Tuesday 21 July 2015 8:37 pm

Ashley Madison’s hacking affair: Is a London IPO now a fling too far after data breach?

Ryainair boss Michael O’Leary is no shrinking violet, but even Ashley Madison, the controversial adultery website hacked on Monday, proved too much for the colourful Irishman.
The Ryanair chief was offered €120,000 (£84,350) by Ashley Madison last year to paint its logo on one of its planes, but turned them down. 
The incident underscores the reputation of Ashley Madison, which claims to have 1.2m members in the UK and revealed in April it was hunting a £130m stock market listing in London.
Those plans, already on the back foot after City bankers voiced scepticism over a deal, have been left hanging by a thread after hackers leaked the details of 2,500 Ashley Madison members – and threatened to reveal the details of all 37m members. 
Spokesman Paul Keable yesterday said it was too early to tell how the leak of customer data would affect its float plans. But the incident – and longer running concerns over its business model– pose further challenges to a company keen to join London’s listed ranks.

Ashley Madison's ad campaign

Ashley Madison, owned by a Toronto-based group called Avid Life Media, is the brainchild of 43-year-old Canadian tech entrepreneur Noel Biderman, an ex-lawyer and sports marketing agent. 
The married father of two co-founded the company in 2002 and now owns 12 per cent, with the rest made up of investments from other investors and fund managers. 
Customers sign up to the service for free, but the company makes money by charging men to view messages sent by female users. 
This business model, including a £15 charge to delete a profile from the site, has prompted complaints and the veracity of female users sending messages has also been called into question. 
A Canadian lawsuit filed last year against the firm by one employee alleges she was paid $34,000 (£22,000) a month to create 1,000 fake female profiles for the site.
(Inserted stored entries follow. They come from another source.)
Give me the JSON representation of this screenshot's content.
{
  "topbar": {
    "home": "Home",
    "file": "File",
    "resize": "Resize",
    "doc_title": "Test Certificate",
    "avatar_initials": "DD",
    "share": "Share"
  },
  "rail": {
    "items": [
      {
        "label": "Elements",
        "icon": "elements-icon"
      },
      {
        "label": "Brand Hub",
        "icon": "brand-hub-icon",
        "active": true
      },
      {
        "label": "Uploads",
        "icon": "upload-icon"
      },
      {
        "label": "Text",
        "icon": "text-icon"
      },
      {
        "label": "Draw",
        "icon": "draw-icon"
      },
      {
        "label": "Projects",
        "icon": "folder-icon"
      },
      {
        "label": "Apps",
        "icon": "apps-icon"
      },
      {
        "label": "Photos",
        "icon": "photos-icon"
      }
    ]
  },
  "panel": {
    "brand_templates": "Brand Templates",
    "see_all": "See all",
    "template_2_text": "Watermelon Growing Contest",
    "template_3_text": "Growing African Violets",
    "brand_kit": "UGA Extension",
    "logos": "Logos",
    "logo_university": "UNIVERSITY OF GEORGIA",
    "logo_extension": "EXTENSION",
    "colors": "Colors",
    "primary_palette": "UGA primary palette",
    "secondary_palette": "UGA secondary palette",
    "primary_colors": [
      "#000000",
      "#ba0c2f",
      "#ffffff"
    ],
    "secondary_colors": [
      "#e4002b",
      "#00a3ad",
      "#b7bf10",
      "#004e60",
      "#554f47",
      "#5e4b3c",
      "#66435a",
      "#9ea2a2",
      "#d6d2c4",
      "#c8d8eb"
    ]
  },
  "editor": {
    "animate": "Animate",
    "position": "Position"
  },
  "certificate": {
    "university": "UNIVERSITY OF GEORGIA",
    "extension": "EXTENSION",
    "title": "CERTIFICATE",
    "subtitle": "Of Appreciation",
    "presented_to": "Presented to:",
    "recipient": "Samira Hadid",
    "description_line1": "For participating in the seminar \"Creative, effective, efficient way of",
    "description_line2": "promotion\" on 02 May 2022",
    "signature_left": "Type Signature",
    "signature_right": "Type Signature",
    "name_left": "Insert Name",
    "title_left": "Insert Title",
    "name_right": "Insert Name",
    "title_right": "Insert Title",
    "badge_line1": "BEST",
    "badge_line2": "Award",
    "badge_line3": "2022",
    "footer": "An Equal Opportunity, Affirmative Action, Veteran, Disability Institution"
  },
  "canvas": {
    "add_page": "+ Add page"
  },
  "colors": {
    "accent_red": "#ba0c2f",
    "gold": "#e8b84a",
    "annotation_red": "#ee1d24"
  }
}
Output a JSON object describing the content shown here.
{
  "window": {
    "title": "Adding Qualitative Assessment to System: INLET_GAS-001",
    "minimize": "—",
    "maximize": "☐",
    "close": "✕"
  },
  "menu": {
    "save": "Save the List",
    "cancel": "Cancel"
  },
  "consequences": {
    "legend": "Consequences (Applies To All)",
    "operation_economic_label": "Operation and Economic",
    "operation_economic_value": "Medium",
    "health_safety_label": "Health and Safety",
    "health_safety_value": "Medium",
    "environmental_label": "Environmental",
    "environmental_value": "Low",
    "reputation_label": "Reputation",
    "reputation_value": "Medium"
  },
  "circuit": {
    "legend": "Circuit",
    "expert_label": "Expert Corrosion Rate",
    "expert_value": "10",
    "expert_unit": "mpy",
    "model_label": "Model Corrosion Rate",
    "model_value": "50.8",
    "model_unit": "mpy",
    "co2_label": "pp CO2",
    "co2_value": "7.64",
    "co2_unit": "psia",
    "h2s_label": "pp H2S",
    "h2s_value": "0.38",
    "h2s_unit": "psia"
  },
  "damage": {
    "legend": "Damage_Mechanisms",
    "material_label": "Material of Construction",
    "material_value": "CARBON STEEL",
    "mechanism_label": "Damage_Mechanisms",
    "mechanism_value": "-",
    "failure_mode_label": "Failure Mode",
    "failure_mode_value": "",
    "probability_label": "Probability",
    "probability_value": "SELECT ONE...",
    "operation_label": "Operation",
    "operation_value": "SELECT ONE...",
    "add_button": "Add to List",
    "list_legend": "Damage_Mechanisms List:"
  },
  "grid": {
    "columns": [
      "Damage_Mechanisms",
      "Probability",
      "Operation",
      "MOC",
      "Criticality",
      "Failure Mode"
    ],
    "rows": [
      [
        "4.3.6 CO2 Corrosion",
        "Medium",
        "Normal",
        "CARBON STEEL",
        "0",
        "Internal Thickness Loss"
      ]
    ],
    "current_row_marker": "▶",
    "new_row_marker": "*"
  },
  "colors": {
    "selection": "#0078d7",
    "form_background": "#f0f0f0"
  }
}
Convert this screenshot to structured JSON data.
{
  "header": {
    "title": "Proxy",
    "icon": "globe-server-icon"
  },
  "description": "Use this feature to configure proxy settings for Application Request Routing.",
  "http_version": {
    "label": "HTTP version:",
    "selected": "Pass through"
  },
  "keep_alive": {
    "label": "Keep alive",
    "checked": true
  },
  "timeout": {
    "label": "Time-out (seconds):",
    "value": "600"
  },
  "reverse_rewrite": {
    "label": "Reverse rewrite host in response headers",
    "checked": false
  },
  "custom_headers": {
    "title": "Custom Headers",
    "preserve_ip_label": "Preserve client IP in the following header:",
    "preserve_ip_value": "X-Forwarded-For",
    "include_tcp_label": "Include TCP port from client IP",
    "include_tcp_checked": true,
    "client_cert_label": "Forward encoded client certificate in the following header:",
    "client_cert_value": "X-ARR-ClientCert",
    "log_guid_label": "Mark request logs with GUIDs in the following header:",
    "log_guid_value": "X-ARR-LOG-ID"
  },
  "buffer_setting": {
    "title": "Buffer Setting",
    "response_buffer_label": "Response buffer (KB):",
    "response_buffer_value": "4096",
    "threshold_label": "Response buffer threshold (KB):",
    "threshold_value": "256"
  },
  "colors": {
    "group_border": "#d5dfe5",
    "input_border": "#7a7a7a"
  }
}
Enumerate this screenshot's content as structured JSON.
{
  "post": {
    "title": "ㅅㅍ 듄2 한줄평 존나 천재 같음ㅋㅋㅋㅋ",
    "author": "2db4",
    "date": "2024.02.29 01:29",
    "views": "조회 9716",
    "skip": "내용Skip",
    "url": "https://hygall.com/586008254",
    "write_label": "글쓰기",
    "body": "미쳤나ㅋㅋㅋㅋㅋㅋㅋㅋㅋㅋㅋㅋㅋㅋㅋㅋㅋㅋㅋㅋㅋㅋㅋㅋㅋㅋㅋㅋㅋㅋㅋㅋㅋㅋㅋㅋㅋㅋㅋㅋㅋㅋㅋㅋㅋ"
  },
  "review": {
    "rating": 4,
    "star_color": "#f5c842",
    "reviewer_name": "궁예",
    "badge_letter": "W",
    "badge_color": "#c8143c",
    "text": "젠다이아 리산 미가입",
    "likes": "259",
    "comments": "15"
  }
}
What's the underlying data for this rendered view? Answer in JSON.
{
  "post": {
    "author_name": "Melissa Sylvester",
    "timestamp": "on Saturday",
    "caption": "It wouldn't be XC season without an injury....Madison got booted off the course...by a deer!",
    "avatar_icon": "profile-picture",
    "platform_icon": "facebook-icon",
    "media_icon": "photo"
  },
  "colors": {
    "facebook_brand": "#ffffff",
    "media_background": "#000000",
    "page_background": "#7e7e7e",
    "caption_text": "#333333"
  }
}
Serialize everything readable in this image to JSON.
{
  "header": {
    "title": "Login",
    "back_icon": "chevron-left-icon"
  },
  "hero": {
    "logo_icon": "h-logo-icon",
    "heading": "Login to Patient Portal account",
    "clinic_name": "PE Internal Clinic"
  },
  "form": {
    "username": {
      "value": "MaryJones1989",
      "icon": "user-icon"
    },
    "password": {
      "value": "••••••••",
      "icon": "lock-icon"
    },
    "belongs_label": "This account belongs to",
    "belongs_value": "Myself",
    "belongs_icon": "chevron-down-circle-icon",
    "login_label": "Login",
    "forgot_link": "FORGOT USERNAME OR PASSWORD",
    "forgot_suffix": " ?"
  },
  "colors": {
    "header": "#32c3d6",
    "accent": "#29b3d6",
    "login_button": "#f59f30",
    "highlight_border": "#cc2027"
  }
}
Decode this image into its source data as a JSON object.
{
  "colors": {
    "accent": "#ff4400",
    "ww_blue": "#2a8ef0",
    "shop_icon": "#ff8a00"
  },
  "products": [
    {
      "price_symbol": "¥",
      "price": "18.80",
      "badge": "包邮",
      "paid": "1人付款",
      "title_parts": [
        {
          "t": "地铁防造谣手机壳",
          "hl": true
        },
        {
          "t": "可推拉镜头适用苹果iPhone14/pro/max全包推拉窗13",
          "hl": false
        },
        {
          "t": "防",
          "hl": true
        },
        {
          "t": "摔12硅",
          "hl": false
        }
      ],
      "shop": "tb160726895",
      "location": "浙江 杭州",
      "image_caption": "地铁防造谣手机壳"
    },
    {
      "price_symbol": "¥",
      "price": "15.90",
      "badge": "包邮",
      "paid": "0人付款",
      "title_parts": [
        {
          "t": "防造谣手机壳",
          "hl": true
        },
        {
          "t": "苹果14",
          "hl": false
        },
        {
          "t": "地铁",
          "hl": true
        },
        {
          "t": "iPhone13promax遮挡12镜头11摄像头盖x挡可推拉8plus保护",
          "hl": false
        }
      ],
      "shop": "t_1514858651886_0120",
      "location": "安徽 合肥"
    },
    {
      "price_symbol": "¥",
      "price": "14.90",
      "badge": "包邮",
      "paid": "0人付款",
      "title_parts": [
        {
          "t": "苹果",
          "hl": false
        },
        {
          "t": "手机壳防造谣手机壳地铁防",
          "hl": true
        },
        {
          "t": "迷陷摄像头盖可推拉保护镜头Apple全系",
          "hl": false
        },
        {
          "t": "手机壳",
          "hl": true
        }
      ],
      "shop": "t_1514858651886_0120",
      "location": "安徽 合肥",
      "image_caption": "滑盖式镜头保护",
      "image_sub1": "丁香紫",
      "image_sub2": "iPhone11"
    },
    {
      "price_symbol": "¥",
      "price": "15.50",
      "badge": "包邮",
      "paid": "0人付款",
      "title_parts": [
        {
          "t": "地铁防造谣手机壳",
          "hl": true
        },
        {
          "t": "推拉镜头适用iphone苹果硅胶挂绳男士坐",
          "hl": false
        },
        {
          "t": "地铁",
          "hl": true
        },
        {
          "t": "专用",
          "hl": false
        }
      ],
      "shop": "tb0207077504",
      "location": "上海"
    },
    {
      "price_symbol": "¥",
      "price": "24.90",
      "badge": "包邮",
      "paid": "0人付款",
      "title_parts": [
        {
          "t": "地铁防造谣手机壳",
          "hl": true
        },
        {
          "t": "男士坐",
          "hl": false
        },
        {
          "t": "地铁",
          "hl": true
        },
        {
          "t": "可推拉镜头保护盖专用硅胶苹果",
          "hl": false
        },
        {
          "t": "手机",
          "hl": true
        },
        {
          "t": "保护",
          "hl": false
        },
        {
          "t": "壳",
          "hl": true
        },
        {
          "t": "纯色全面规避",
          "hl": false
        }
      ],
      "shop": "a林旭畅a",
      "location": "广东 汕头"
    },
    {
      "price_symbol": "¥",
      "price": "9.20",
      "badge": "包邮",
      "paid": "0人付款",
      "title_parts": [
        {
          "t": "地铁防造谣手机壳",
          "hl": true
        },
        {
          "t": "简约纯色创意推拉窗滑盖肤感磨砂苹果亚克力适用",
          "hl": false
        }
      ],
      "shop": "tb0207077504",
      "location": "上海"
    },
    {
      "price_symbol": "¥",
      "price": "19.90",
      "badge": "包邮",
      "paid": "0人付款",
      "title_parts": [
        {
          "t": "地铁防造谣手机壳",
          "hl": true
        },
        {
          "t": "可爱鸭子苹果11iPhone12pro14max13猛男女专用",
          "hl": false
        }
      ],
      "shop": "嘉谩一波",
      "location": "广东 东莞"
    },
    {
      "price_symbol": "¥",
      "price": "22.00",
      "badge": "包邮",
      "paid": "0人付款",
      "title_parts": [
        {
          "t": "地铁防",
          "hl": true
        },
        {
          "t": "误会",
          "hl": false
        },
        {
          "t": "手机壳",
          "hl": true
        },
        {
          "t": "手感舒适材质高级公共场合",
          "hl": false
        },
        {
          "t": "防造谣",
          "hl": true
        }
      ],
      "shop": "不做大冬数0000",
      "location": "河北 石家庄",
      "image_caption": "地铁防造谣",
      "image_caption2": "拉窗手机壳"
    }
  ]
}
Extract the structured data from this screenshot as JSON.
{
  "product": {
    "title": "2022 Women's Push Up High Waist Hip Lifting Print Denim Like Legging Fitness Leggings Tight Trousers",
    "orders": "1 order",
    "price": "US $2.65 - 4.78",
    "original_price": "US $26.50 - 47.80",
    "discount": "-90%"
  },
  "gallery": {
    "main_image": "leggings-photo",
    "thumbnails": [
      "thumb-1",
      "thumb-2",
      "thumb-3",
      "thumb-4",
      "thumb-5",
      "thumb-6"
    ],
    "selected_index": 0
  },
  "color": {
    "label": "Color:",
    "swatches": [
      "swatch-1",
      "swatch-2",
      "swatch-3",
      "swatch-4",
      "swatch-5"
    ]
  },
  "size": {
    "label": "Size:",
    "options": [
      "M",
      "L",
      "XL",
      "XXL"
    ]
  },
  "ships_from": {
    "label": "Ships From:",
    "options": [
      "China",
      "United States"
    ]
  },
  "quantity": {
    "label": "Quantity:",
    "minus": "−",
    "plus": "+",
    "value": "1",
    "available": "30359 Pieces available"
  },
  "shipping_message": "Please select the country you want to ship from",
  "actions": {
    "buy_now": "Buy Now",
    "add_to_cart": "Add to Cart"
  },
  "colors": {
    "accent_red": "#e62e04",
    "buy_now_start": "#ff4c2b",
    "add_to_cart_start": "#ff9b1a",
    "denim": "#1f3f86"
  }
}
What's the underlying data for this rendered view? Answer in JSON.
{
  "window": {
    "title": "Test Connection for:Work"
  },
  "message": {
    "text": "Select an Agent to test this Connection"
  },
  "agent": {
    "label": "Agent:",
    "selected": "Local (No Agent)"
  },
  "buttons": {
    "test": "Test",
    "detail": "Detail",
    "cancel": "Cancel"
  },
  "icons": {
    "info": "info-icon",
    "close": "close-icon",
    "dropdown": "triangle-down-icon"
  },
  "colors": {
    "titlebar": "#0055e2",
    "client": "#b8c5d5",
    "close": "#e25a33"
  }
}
Avid Life has denied the claim, saying it is “without merit.” 
“We consider this to be a frivolous claim brought by an opportunistic plaintiff,” it added. 
Despite this, the company earns substantial sales, generating $115m in revenue last year – 45 per cent higher than the $78m it made in 2013. Biderman claims it also made $55m pre-tax profit in 2014.
More strait-laced dating sites have emerged as an accelerating sub-sector of the red hot tech scene in its own right, especially in the US. 
Match Group, the owner of dating app Tinder and websites Match.com and OK Cupid, will be spun off by owner IAC/InterActiveCorp in a float later this year which could value the unit at $6bn. The dating group had revenues of last year to $897m – an 11 per cent year-on-year rise.  
The cyber group which obtained Ashley Madison’s data, dubbed The Impact Team, said part of its motive was the fee on members who want to leave the site. The group claims it generates $1.7m a year for Ashley Madison – the type of metric City investors will have to learn to stomach if it does launch float plans. 
UK cybersecurity firm Sycura has been hired to investigate Monday’s  breach, but only time will tell if the hack has sunk Ashley Madison’s float plans.